Essentially we love to see great teams. And the even nature of the AFL (supplement saga excluded) means we see good play most games. Sure we see blow outs, but most teams play a quality brand of football. And we revel in the excellent teams who constantly take it to the next level.
But if that’s all we have then sport loses its appeal. How do we know what is good if we don’t understand what is bad? How can we applaud the successes if we don’t see the failures? How can we keep watching good without balancing it with knowing what is bad? We need the born losers in sport.
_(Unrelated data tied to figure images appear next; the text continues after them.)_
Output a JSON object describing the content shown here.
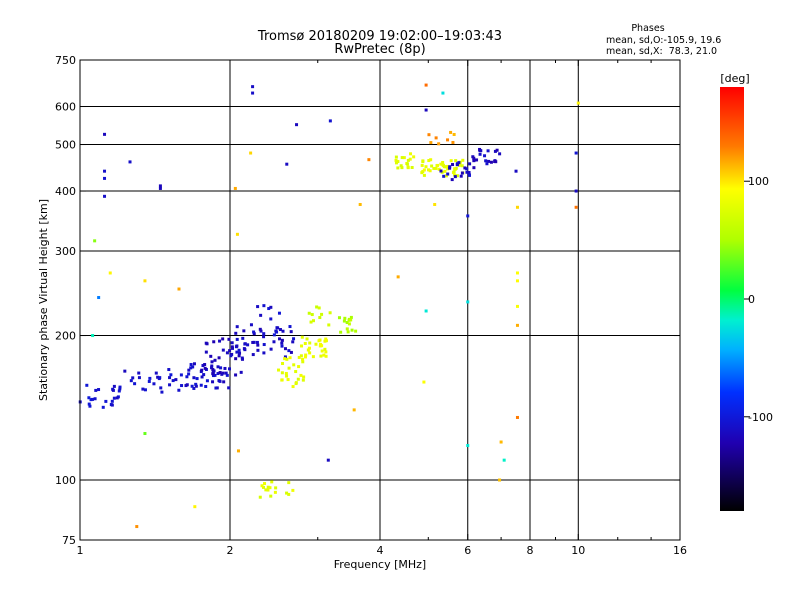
{
  "header": {
    "title": "Tromsø 20180209 19:02:00–19:03:43",
    "subtitle": "RwPretec (8p)",
    "phases_heading": "Phases",
    "phases_line1": "mean, sd,O:-105.9, 19.6",
    "phases_line2": "mean, sd,X:  78.3, 21.0"
  },
  "colorbar": {
    "label": "[deg]",
    "ticks": [
      {
        "value": 100,
        "label": "100"
      },
      {
        "value": 0,
        "label": "0"
      },
      {
        "value": -100,
        "label": "-100"
      }
    ],
    "range": [
      -180,
      180
    ]
  },
  "chart_data": {
    "type": "scatter",
    "xlabel": "Frequency [MHz]",
    "ylabel": "Stationary phase Virtual Height [km]",
    "xscale": "log",
    "yscale": "log",
    "xlim": [
      1,
      16
    ],
    "ylim": [
      75,
      750
    ],
    "xticks": [
      {
        "value": 1,
        "label": "1"
      },
      {
        "value": 2,
        "label": "2"
      },
      {
        "value": 4,
        "label": "4"
      },
      {
        "value": 6,
        "label": "6"
      },
      {
        "value": 8,
        "label": "8"
      },
      {
        "value": 10,
        "label": "10"
      },
      {
        "value": 16,
        "label": "16"
      }
    ],
    "x_gridlines": [
      2,
      4,
      6,
      8,
      10
    ],
    "x_minor_ticks": [
      3,
      5,
      7,
      9,
      12,
      14
    ],
    "yticks": [
      {
        "value": 75,
        "label": "75"
      },
      {
        "value": 100,
        "label": "100"
      },
      {
        "value": 200,
        "label": "200"
      },
      {
        "value": 300,
        "label": "300"
      },
      {
        "value": 400,
        "label": "400"
      },
      {
        "value": 500,
        "label": "500"
      },
      {
        "value": 600,
        "label": "600"
      },
      {
        "value": 750,
        "label": "750"
      }
    ],
    "y_gridlines": [
      100,
      200,
      300,
      400,
      500,
      600
    ],
    "grid": true,
    "clusters": [
      {
        "x": [
          1.0,
          1.2
        ],
        "y": [
          140,
          160
        ],
        "phase": -105,
        "n": 22
      },
      {
        "x": [
          1.2,
          1.6
        ],
        "y": [
          150,
          170
        ],
        "phase": -108,
        "n": 26
      },
      {
        "x": [
          1.55,
          2.0
        ],
        "y": [
          155,
          175
        ],
        "phase": -110,
        "n": 40
      },
      {
        "x": [
          1.75,
          2.15
        ],
        "y": [
          165,
          200
        ],
        "phase": -115,
        "n": 45
      },
      {
        "x": [
          2.05,
          2.7
        ],
        "y": [
          180,
          210
        ],
        "phase": -112,
        "n": 40
      },
      {
        "x": [
          2.2,
          2.55
        ],
        "y": [
          200,
          235
        ],
        "phase": -108,
        "n": 12
      },
      {
        "x": [
          2.5,
          2.8
        ],
        "y": [
          165,
          180
        ],
        "phase": 80,
        "n": 14
      },
      {
        "x": [
          2.5,
          2.85
        ],
        "y": [
          155,
          165
        ],
        "phase": 78,
        "n": 10
      },
      {
        "x": [
          2.75,
          3.15
        ],
        "y": [
          180,
          200
        ],
        "phase": 82,
        "n": 28
      },
      {
        "x": [
          2.85,
          3.2
        ],
        "y": [
          205,
          240
        ],
        "phase": 70,
        "n": 10
      },
      {
        "x": [
          3.3,
          3.6
        ],
        "y": [
          203,
          220
        ],
        "phase": 55,
        "n": 14
      },
      {
        "x": [
          2.3,
          2.75
        ],
        "y": [
          92,
          100
        ],
        "phase": 78,
        "n": 16
      },
      {
        "x": [
          4.3,
          4.7
        ],
        "y": [
          440,
          480
        ],
        "phase": 78,
        "n": 18
      },
      {
        "x": [
          4.8,
          5.9
        ],
        "y": [
          430,
          465
        ],
        "phase": 80,
        "n": 45
      },
      {
        "x": [
          5.3,
          6.1
        ],
        "y": [
          420,
          460
        ],
        "phase": -112,
        "n": 22
      },
      {
        "x": [
          6.1,
          7.0
        ],
        "y": [
          445,
          490
        ],
        "phase": -115,
        "n": 22
      },
      {
        "x": [
          5.0,
          5.8
        ],
        "y": [
          500,
          540
        ],
        "phase": 120,
        "n": 8
      }
    ],
    "isolated_points": [
      {
        "x": 1.12,
        "y": 525,
        "phase": -110
      },
      {
        "x": 1.12,
        "y": 440,
        "phase": -105
      },
      {
        "x": 1.12,
        "y": 425,
        "phase": -105
      },
      {
        "x": 1.12,
        "y": 390,
        "phase": -108
      },
      {
        "x": 1.26,
        "y": 460,
        "phase": -112
      },
      {
        "x": 1.45,
        "y": 410,
        "phase": -110
      },
      {
        "x": 1.45,
        "y": 405,
        "phase": -110
      },
      {
        "x": 2.22,
        "y": 660,
        "phase": -112
      },
      {
        "x": 2.22,
        "y": 640,
        "phase": -110
      },
      {
        "x": 2.6,
        "y": 455,
        "phase": -115
      },
      {
        "x": 2.72,
        "y": 550,
        "phase": -108
      },
      {
        "x": 3.18,
        "y": 560,
        "phase": -112
      },
      {
        "x": 2.2,
        "y": 480,
        "phase": 100
      },
      {
        "x": 2.05,
        "y": 405,
        "phase": 120
      },
      {
        "x": 2.07,
        "y": 325,
        "phase": 100
      },
      {
        "x": 3.65,
        "y": 375,
        "phase": 120
      },
      {
        "x": 1.07,
        "y": 315,
        "phase": 40
      },
      {
        "x": 1.15,
        "y": 270,
        "phase": 100
      },
      {
        "x": 1.06,
        "y": 200,
        "phase": -20
      },
      {
        "x": 1.09,
        "y": 240,
        "phase": -50
      },
      {
        "x": 1.35,
        "y": 260,
        "phase": 100
      },
      {
        "x": 1.58,
        "y": 250,
        "phase": 110
      },
      {
        "x": 4.35,
        "y": 265,
        "phase": 120
      },
      {
        "x": 4.95,
        "y": 225,
        "phase": -20
      },
      {
        "x": 4.9,
        "y": 160,
        "phase": 90
      },
      {
        "x": 3.55,
        "y": 140,
        "phase": 120
      },
      {
        "x": 3.15,
        "y": 110,
        "phase": -120
      },
      {
        "x": 1.7,
        "y": 88,
        "phase": 100
      },
      {
        "x": 1.3,
        "y": 80,
        "phase": 120
      },
      {
        "x": 1.35,
        "y": 125,
        "phase": 30
      },
      {
        "x": 2.08,
        "y": 115,
        "phase": 110
      },
      {
        "x": 6.0,
        "y": 355,
        "phase": -110
      },
      {
        "x": 6.0,
        "y": 235,
        "phase": -20
      },
      {
        "x": 6.0,
        "y": 118,
        "phase": -20
      },
      {
        "x": 6.95,
        "y": 100,
        "phase": 110
      },
      {
        "x": 7.1,
        "y": 110,
        "phase": -20
      },
      {
        "x": 7.5,
        "y": 440,
        "phase": -110
      },
      {
        "x": 7.55,
        "y": 370,
        "phase": 100
      },
      {
        "x": 7.55,
        "y": 270,
        "phase": 90
      },
      {
        "x": 7.55,
        "y": 260,
        "phase": 90
      },
      {
        "x": 7.55,
        "y": 230,
        "phase": 90
      },
      {
        "x": 7.55,
        "y": 210,
        "phase": 120
      },
      {
        "x": 7.55,
        "y": 135,
        "phase": 130
      },
      {
        "x": 7.0,
        "y": 120,
        "phase": 120
      },
      {
        "x": 9.9,
        "y": 480,
        "phase": -110
      },
      {
        "x": 9.9,
        "y": 400,
        "phase": -120
      },
      {
        "x": 9.9,
        "y": 370,
        "phase": 130
      },
      {
        "x": 10.0,
        "y": 610,
        "phase": 100
      },
      {
        "x": 4.95,
        "y": 665,
        "phase": 130
      },
      {
        "x": 4.95,
        "y": 590,
        "phase": -110
      },
      {
        "x": 5.35,
        "y": 640,
        "phase": -20
      },
      {
        "x": 5.15,
        "y": 375,
        "phase": 100
      },
      {
        "x": 3.8,
        "y": 465,
        "phase": 120
      }
    ]
  }
}
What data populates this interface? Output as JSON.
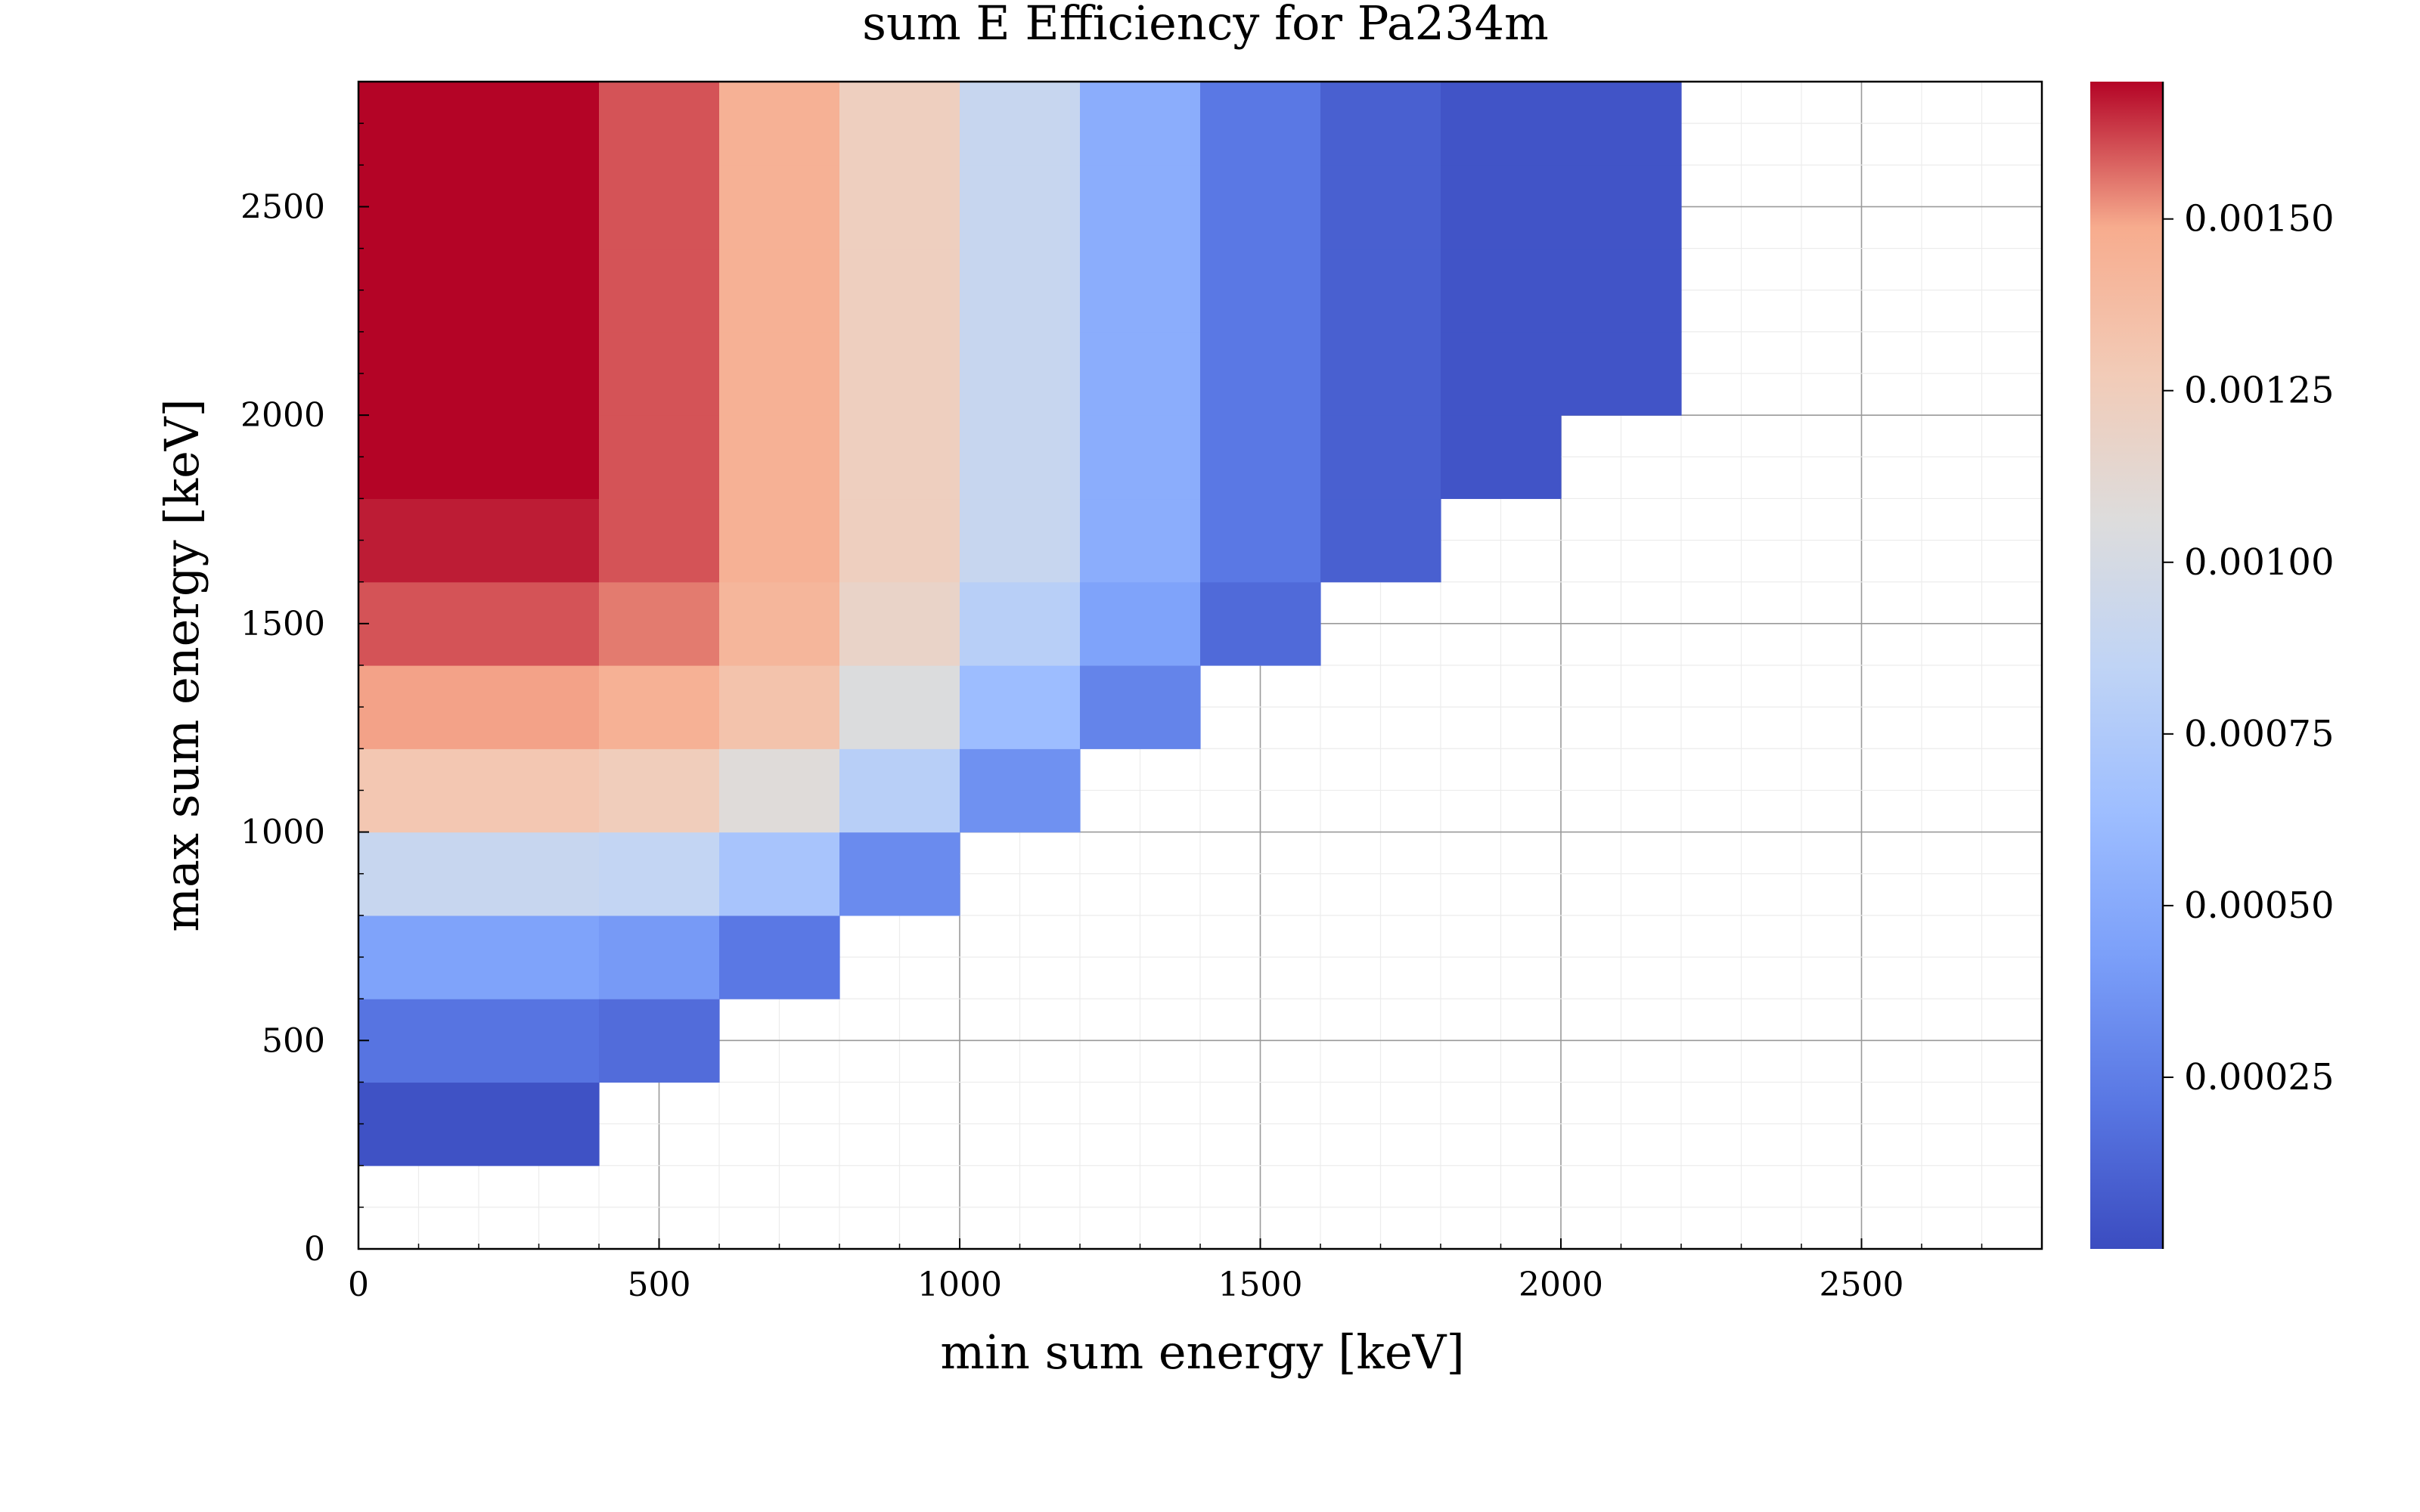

Without them we have action with no context.
So where am I leading with this?
Well, essentially two clubs understand this better than others and have consistently worked hard at providing the perspective we crave. Two clubs have consistently risen above the mark to allow us to appreciate the great teams by revelling in their own inadequacies and losses. Two clubs have provided the context for the three-peat clubs, the shoulders for others to stand on. That is a grand thing and its time we acknowledged the role these clubs play in making our competition, experience, in fact our very existence better. Phew.
On behalf of all Middle Australians, sports lovers, nay, all of us living our tawdry lives and needing a kick. For all us us that need to laugh at another’s misfortune to forget our own miseries, for all of us needing to see pathos and the delicious irony of bitter failure in others, I thank Richmond and Fremantle. The born losers, the common man that threatens to succeed and fails at the final (or first) hurdle, the clubs that offer so much to have their hopes dashed.
Why these teams? Why continually have selections failed? Why have these teams picked the chaff from the wheat, the coal from the diamond, the fools gold from the real stuff? Why do we hate Ross Lyon when he can clearly coach? Who picks Clive Waterhouse as number one pick? On and on and on it goes.
Remember,we are not criticising these two great clubs, we are extolling their virtues, thanking them profusely, acknowledging their deficits in our favour.
The Editor (With respect to the Chairman and his beloved yet tragic Tigers)

“sunt lacrimae rerum et mentem mortalia tangunt.”
I think Virgil would have appreciated Freo and Richmond!
Very eloquent Middle Oz. Blowing a gale with sheeting rain and a chance of hail in Perth today. The game should be a gloriously messy mud wrestle. Dockers 0-9? Another Tiger win? Good for football.
My favourite quote from the ancients.
Leave us alone you pricks
Stainless, A very good Latin summary of our Latin. All I can reply with is ‘Los Trios Ringbarkus’.
As we all know now, it was a win for the Tiges and it is good for football.